IEA: Investasi Migas Harus Dipangkas 50% pada 2030 demi Target Iklim
Badan Energi Internasional (IEA) mengatakan jumlah investasi migas yang mencapai sekitar US$ 800 miliar setiap tahunnya harus dikurangi separuhnya pada 2030. IEA menyebut hal ini dilakukan untuk memenuhi target pembatasan pemanasan global 1,5 derajat celcius.

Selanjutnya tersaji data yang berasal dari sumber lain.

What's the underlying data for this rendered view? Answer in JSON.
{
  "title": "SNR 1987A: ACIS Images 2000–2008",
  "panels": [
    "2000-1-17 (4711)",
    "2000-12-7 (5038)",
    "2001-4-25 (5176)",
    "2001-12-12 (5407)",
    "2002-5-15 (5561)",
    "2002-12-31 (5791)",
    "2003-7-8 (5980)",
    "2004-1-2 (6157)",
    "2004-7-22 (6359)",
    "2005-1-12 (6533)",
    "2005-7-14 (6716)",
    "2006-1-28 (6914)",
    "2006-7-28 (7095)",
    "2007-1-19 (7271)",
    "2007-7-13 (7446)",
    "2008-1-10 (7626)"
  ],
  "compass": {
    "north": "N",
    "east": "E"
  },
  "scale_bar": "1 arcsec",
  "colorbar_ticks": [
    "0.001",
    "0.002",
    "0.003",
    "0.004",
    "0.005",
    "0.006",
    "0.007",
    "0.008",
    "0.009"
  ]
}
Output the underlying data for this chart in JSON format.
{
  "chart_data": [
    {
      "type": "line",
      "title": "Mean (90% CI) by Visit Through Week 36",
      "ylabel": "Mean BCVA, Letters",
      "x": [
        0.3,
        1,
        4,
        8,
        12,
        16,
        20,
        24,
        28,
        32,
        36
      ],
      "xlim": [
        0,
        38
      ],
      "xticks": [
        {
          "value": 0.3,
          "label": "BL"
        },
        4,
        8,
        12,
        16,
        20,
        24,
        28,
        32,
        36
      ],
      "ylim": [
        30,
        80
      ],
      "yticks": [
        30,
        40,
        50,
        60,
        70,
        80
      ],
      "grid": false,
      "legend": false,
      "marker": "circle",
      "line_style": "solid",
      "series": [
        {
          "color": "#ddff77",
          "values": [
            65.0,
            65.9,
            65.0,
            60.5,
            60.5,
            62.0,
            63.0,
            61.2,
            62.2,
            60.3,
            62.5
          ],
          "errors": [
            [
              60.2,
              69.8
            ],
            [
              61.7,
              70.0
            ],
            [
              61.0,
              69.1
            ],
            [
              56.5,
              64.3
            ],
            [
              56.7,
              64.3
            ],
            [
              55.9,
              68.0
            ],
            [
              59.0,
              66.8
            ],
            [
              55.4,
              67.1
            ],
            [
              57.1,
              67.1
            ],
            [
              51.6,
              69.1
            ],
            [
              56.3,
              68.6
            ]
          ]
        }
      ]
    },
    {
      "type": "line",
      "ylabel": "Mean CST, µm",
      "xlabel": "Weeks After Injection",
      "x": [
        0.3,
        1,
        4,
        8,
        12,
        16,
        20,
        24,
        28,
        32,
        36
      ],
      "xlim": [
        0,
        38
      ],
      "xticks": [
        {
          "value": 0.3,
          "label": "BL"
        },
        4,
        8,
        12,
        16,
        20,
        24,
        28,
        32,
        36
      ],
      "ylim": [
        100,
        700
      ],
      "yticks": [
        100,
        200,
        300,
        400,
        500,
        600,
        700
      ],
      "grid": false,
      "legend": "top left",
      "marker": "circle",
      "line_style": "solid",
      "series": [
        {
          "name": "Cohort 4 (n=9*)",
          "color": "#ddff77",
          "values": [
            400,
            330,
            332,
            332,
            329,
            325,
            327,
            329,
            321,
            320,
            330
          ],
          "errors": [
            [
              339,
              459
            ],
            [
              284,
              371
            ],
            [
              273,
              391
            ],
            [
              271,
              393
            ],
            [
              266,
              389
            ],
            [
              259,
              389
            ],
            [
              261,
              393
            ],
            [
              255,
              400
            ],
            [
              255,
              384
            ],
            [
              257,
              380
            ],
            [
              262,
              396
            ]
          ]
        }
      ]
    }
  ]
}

Namun disaat yang bersamaan, IEA menulis dalam laporannya bahwa permintaan global untuk migas diperkirakan akan mencapai puncaknya pada 2030. Meski begitu, tidak ada proyek baru pada sektor migas jika dunia ingin mencapai tujuan pengurangan emisi. Bahkan beberapa proyek migas yang saat ini beroperasi harus ditutup.
Kendati demikian, menurut IEA industri migas global sebagai penghasil emisi tertinggi ini masih berpotensi melakukan perbaikan. Mereka dihadapkan pilihan-pilihan di tengah krisis iklim yang sebagian besarnya dipicu oleh kegiatan di sektor migas.
IEA menyampaikan guna mencapai tujuan perjanjian Paris, pada 2030 sektor industri migas perlu mengurangi emisi sebanyak 60%. Hal ini lantaran suhu udara global pada 2023 telah tercatat sebagai suhu terpanas di dunia dalam 125 milenia atau 125 ribu tahun.
Sehingga muncul kekhawatiran bahwa target pembatasan suhu 1,5 derajat celcius tidak dapat tercapai sehingga menyebabkan bencana iklim yang lebih besar dan mematikan.
“Dengan keadaan dunia yang semakin memburuk akibat krisis iklim, melanjutkan bisnis migas seperti biasa merupakan tindakan tidak bertanggung jawab secara sosial maupun lingkungan," kata Direktur Eksekutif IEA, Fatih Birol dikutip dari Reuters pada Jumat (24/11).
IEA menulis, perusahaan migas hanya menyumbang 1% dari total investasi energi bersih global. Dari 1% tersebut, lebih dari separuhnya disumbang oleh empat perusahaan saja.
Meski begitu, IEA tidak mengharapkan industri migas sepenuhnya lenyap dalam proses transisi energi menuju net zero emission. Sebab, beberapa investasi akan dibutuhkan untuk memastikan keamanan pasokan energi serta menyediakan bahan bakar bagi sektor-sektor yang emisinya lebih sulit dikurangi.
Sumber daya Migas juga dinilai tepat untuk membantu meningkatkan teknologi energi bersih, seperti hidrogen, penangkapan karbon, angin lepas pantai, dan bahan bakar nabati cair. Teknologi ini dapat menyumbang 30% energi yang dikonsumsi pada 2050.